Conversational UIs will be the fifth interaction paradigm. After punch-cards, consoles, WIMP and touchscreens, voice and chat are destined to be the next digital frontier. The major tech players are at war with each other for your living room, and the rate of change is staggering.
In this session Craig Pugsley covered the entire conversational UI landscape: from the predominantly voice-first platforms of Amazon and Google, to Facebook’s push into messaging and chatbots, and helped participants to build their first working conversational assistant.
A conversation is an informal exchange of ideas between two entities. In a computer conversation you are replacing one side with a massive cloud super computer. This is important because the estimated number of smart speaker sales is crazy. 45% of these users are in the US, 20% in China. UK also makes up around 20% of the market. 42% of those who have a device say it is essential to their life and people use them for everything from asking a question, setting a timer, and using a favourite third party assistant app (which is rapidly growing in popularity).
When we talk about designing conversational experience, we mean voice and chatbots. Google Assistant is a hybrid of these.
Craig took participants through the steps to build their own Google Assistant action using dialogflow.com. Participants created a new ‘agent’ (an app), named it, created an ‘intent’ and added a response.
An ‘intent’ is like a verb. You need to provide a list of things that people might say to trigger this intent. Craig explained the anatomy of a skill, which includes a wake word (Alexa, ask), an invocation name (JustEat), an intent (to order) and a slot (dim sum). He also discussed how to use SSML to markup responses.

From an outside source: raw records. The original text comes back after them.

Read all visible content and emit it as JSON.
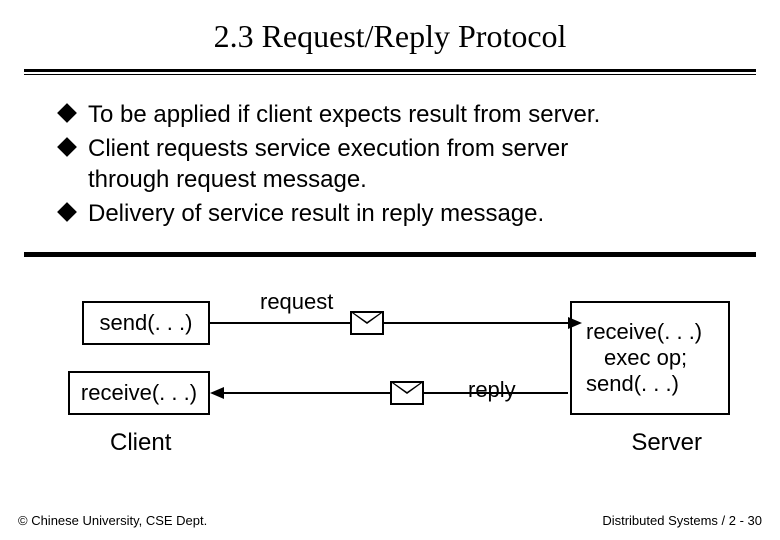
{
  "title": "2.3 Request/Reply Protocol",
  "bullets": {
    "b1": "To be applied if client expects result from server.",
    "b2a": "Client requests service execution from server",
    "b2b": "through request message.",
    "b3": "Delivery of service result in reply message."
  },
  "diagram": {
    "client_send": "send(. . .)",
    "client_receive": "receive(. . .)",
    "server_receive": "receive(. . .)",
    "server_exec": "exec op;",
    "server_send": "send(. . .)",
    "label_request": "request",
    "label_reply": "reply",
    "role_client": "Client",
    "role_server": "Server"
  },
  "footer": {
    "left": "© Chinese University, CSE Dept.",
    "right": "Distributed Systems / 2 - 30"
  }
}
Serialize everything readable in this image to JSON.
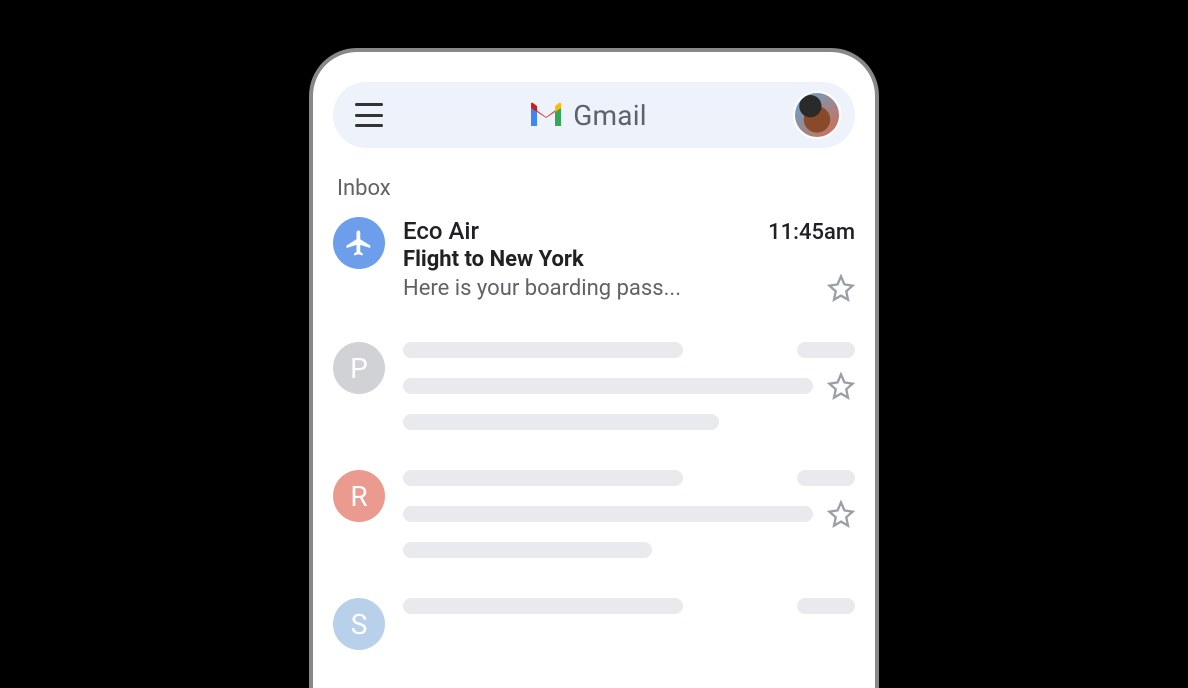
{
  "header": {
    "brand_name": "Gmail"
  },
  "section_label": "Inbox",
  "emails": [
    {
      "sender": "Eco Air",
      "time": "11:45am",
      "subject": "Flight to New York",
      "snippet": "Here is your boarding pass...",
      "avatar_icon": "airplane",
      "avatar_color": "blue",
      "starred": false
    }
  ],
  "placeholder_senders": [
    {
      "initial": "P",
      "avatar_color": "grey"
    },
    {
      "initial": "R",
      "avatar_color": "coral"
    },
    {
      "initial": "S",
      "avatar_color": "lightblue"
    }
  ]
}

He took participants through how to add intent details and how to test the app. He highlighted where the fuzziness in the system occurs by demonstrating where Google can handle differences in language (it knows that “Where’s my order” is the same as “Where is my order”) and where it can’t, to show how much training may be required. You need to match what people say with your intent. You do this with lots and lots of user testing.
Craig gave a quick summary of how Alexa works: it sends the audio to an ASR to translate it into text, then sends the text out to an NLP (natural language processor) to identify the intent and the slots in a statement, then uses a TTS (text to speech) server to create an audio file with the response. All this has to happen within 0.5 seconds, otherwise people will not engage.
The magic in these interfaces is something that can have a conversation with you. For this you need to create a flow, where it asks you questions. You can do this using suggestion chips that users can tap, but also allow for the user to respond to the question using speech.
Craig warned that when you build a voice assistant app you be mindful that public expectation is very high: people expect to have a proper conversation. This means you need think about how to move people on if they say something the device doesn’t understand. You also need to make sure that your app has a character, a backstory a motivation a tone, a mood and a style – because everything you have ever held a conversation with has a personality, so people will project this onto their assistant. However, you need a balance – a little too much personality can be bad! Copywriters will become your best friend – they will make your micro-copy magical. This is a key skill for a conversation designer.
Craig shared the voice design principles he has developed through working on voice assistants:
1. Be fast
2. Be malleable
3. Repair quickly
4. Have character
5. Keep context
6. Don’t make me think
7. Be intimate
8. Set expectations
In a practical exercise, Craig asked participants to extract some traits from a sample set of brand values to help develop a personality for our assistant, with a prize for the best top traits.
Craig loves making things and making things make sense. He’s the Director and Creative Lead at StudioFlow – a digital studio specialising in emerging technologies, voice apps and chatbots – pushing the frontiers of how people engage with next-gen tech.
A hopeless technophile, Craig has been obsessed with everything bleepy since he plugged in his first Spectrum, back in the darkest 80s. After studying AI and machine learning at uni, he helped found a tech startup, worked for two of the biggest tech companies in the world, and was creative lead in a FTSE 100’s tech innovation product research lab. Alongside running StudioFlow, he hosts the South West’s leading community of voice apps and chatbot designers and builders: VCSW – Voice apps and Chatbots South West.